Dennis was born in Melbourne in 1948 and, with his wife and son, moved to Hobart, Tasmania in 1993.
Dennis’s father was an electrical mechanic and this possibly influenced him to the extent that he became a professional electrical engineer. For 35 years Dennis worked in the power industry in both Victoria and Tasmania doing technical engineering sort of stuff… no hint of anything arty going on. After retiring he became a volunteer mathematics tutor with TAFE, tutoring students on a one-to-one basis and also started to do framing and mat boarding for his wife, Viv, who is a talented watercolourist and a member of the Marine Artists Association of Australia.
Since he was a child, Dennis has been interested in photography- with his brother he used to make his own cameras. They would make pinhole cameras and also cameras to attach to their microscopes to take photomicrographs. In their teen years they did their own film processing and built their own enlarger, enjoying it as the latent image became visible in the developer tray.
When digital cameras came on the market the mesh of photography and computers was an inspiration for Dennis and he began experimenting with some ink pen photo filter effects. Quoll Gallery stocked these images and Dennis subsequently became a member.
In February 2015 with his wife Vivienne, he held a joint exhibition, “Viv Colours Den Black”, in the Studio Gallery of the Salamanca Arts Centre. The exhibition featured watercolor paintings by Vivienne and black and white ink pen photography by Dennis. This exhibition at Inka Gallery will feature not only his established technique in black and white ink pen effect photography but also more recent explorations into altering lighting effects within the photos.

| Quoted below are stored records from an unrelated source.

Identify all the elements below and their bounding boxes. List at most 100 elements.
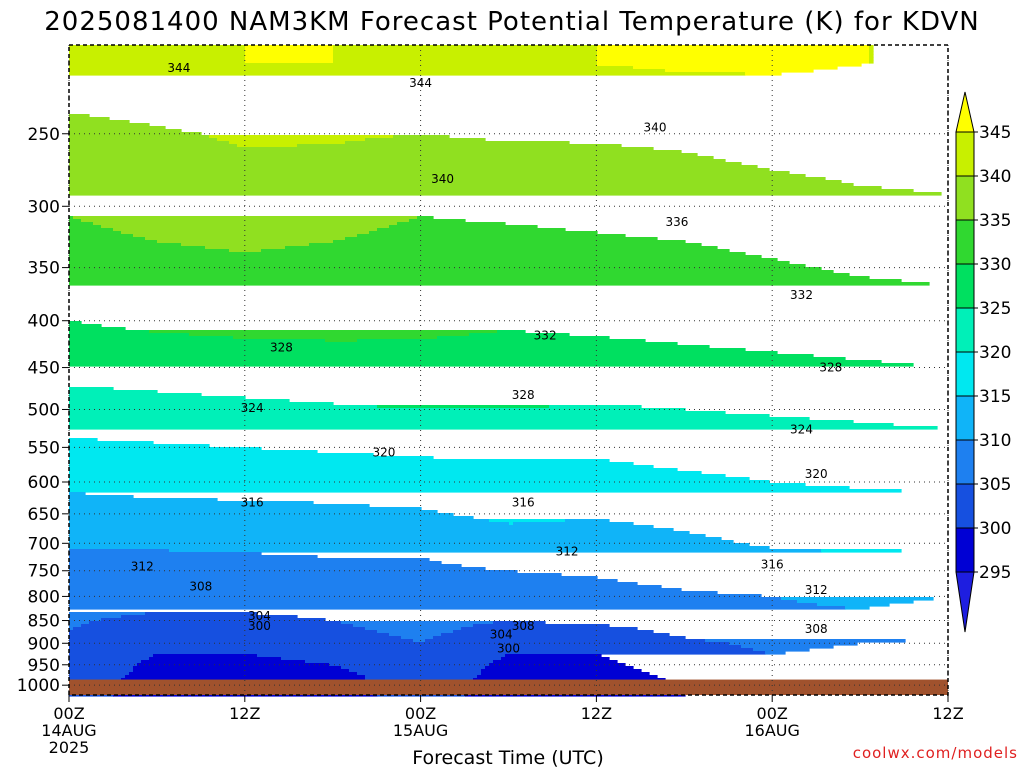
theta-cell — [69, 171, 790, 175]
theta-cell — [125, 675, 366, 679]
theta-cell — [425, 639, 706, 643]
theta-cell — [433, 636, 686, 640]
theta-cell — [69, 477, 750, 481]
theta-cell — [69, 459, 610, 463]
theta-cell — [69, 399, 290, 403]
theta-cell — [153, 654, 258, 658]
contour-label: 312 — [805, 583, 828, 597]
theta-cell — [69, 444, 210, 448]
theta-cell — [69, 342, 678, 346]
theta-cell — [69, 600, 798, 604]
theta-cell — [349, 669, 482, 673]
plot-frame — [68, 44, 949, 696]
theta-cell — [69, 624, 82, 628]
contour-label: 312 — [556, 545, 579, 559]
theta-cell — [69, 468, 678, 472]
theta-cell — [69, 447, 262, 451]
theta-cell — [69, 243, 182, 247]
contour-labels: 344 344 340 340 336 332 332 328 328 328 324 324 320 3… — [131, 61, 842, 655]
colorbar-box — [955, 439, 975, 485]
contour-label: 316 — [512, 496, 535, 510]
theta-cell — [69, 228, 114, 232]
colorbar-label: 345 — [979, 123, 1011, 143]
theta-cell — [333, 48, 598, 52]
theta-cell — [501, 657, 610, 661]
contour-label: 320 — [805, 467, 828, 481]
theta-cell — [69, 273, 850, 277]
theta-cell — [69, 264, 806, 268]
colorbar-label: 320 — [979, 343, 1011, 363]
theta-cell — [69, 51, 246, 55]
theta-cell — [69, 387, 114, 391]
theta-cell — [69, 456, 434, 460]
theta-cell — [377, 630, 454, 634]
theta-cell — [69, 123, 150, 127]
theta-cell — [113, 228, 378, 232]
theta-cell — [69, 234, 134, 238]
contour-label: 312 — [131, 559, 154, 573]
theta-cell — [69, 132, 202, 136]
theta-cell — [245, 57, 334, 61]
theta-cell — [69, 465, 654, 469]
theta-cell — [69, 54, 246, 58]
theta-cell — [69, 576, 598, 580]
theta-cell — [597, 57, 870, 61]
theta-cell — [69, 642, 730, 646]
contour-label: 316 — [761, 557, 784, 571]
colorbar: 345 340 335 330 325 320 315 310 305 300 295 — [955, 91, 1011, 633]
theta-cell — [157, 240, 334, 244]
theta-cell — [69, 483, 806, 487]
theta-cell — [69, 408, 686, 412]
theta-cell — [257, 654, 506, 658]
theta-cell — [69, 63, 598, 67]
colorbar-box — [955, 175, 975, 221]
theta-cell — [69, 549, 170, 553]
theta-cell — [69, 225, 102, 229]
theta-cell — [357, 234, 626, 238]
y-tick-label: 250 — [28, 125, 60, 145]
x-tick-year-label: 2025 — [49, 738, 90, 757]
contour-label: 328 — [270, 341, 293, 355]
x-tick-label: 00Z — [53, 704, 84, 723]
theta-cell — [869, 60, 874, 64]
theta-cell — [73, 627, 366, 631]
theta-cell — [81, 624, 354, 628]
theta-cell — [69, 282, 930, 286]
theta-cell — [133, 666, 342, 670]
colorbar-bottom-arrow — [955, 571, 975, 633]
theta-cell — [69, 216, 74, 220]
theta-cell — [357, 672, 482, 676]
surface-ground — [69, 679, 948, 695]
contour-label: 324 — [241, 401, 264, 415]
theta-cell — [333, 54, 598, 58]
theta-cell — [69, 159, 726, 163]
theta-cell — [69, 603, 818, 607]
theta-cell — [69, 117, 110, 121]
theta-cell — [69, 393, 202, 397]
theta-cell — [741, 645, 834, 649]
theta-cell — [513, 522, 634, 526]
theta-cell — [333, 60, 598, 64]
theta-cell — [473, 624, 610, 628]
theta-cell — [397, 222, 506, 226]
theta-cell — [69, 57, 246, 61]
theta-cell — [69, 522, 510, 526]
x-tick-label: 12Z — [229, 704, 260, 723]
theta-cell — [377, 228, 566, 232]
theta-cell — [69, 363, 914, 367]
theta-cell — [437, 336, 610, 340]
theta-cell — [69, 162, 742, 166]
colorbar-label: 325 — [979, 299, 1011, 319]
x-tick-label: 00Z — [757, 704, 788, 723]
theta-cell — [565, 519, 610, 523]
theta-cell — [69, 606, 846, 610]
y-tick-label: 700 — [28, 534, 60, 554]
theta-cell — [505, 654, 602, 658]
theta-cell — [237, 144, 298, 148]
contour-label: 300 — [497, 642, 520, 656]
theta-cell — [869, 45, 874, 49]
theta-cell — [489, 519, 566, 523]
theta-cell — [817, 603, 890, 607]
theta-field — [69, 45, 942, 697]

Dennis has always been interested in photography and spent much of his time during his teenage years in the darkroom processing his own film.
Now retired from his career as a professional electrical engineer, Dennis has returned to photography. The modern capabilities of computers have allowed him to apply digital techniques to his photographs and he currently tends to focus on black and white ‘ink pen effect’ photography.
Dennis was a member of Quoll Artists’ gallery for three years and is currently president and public officer of Artefacts Inc. gallery in the Salamanca Arts Centre.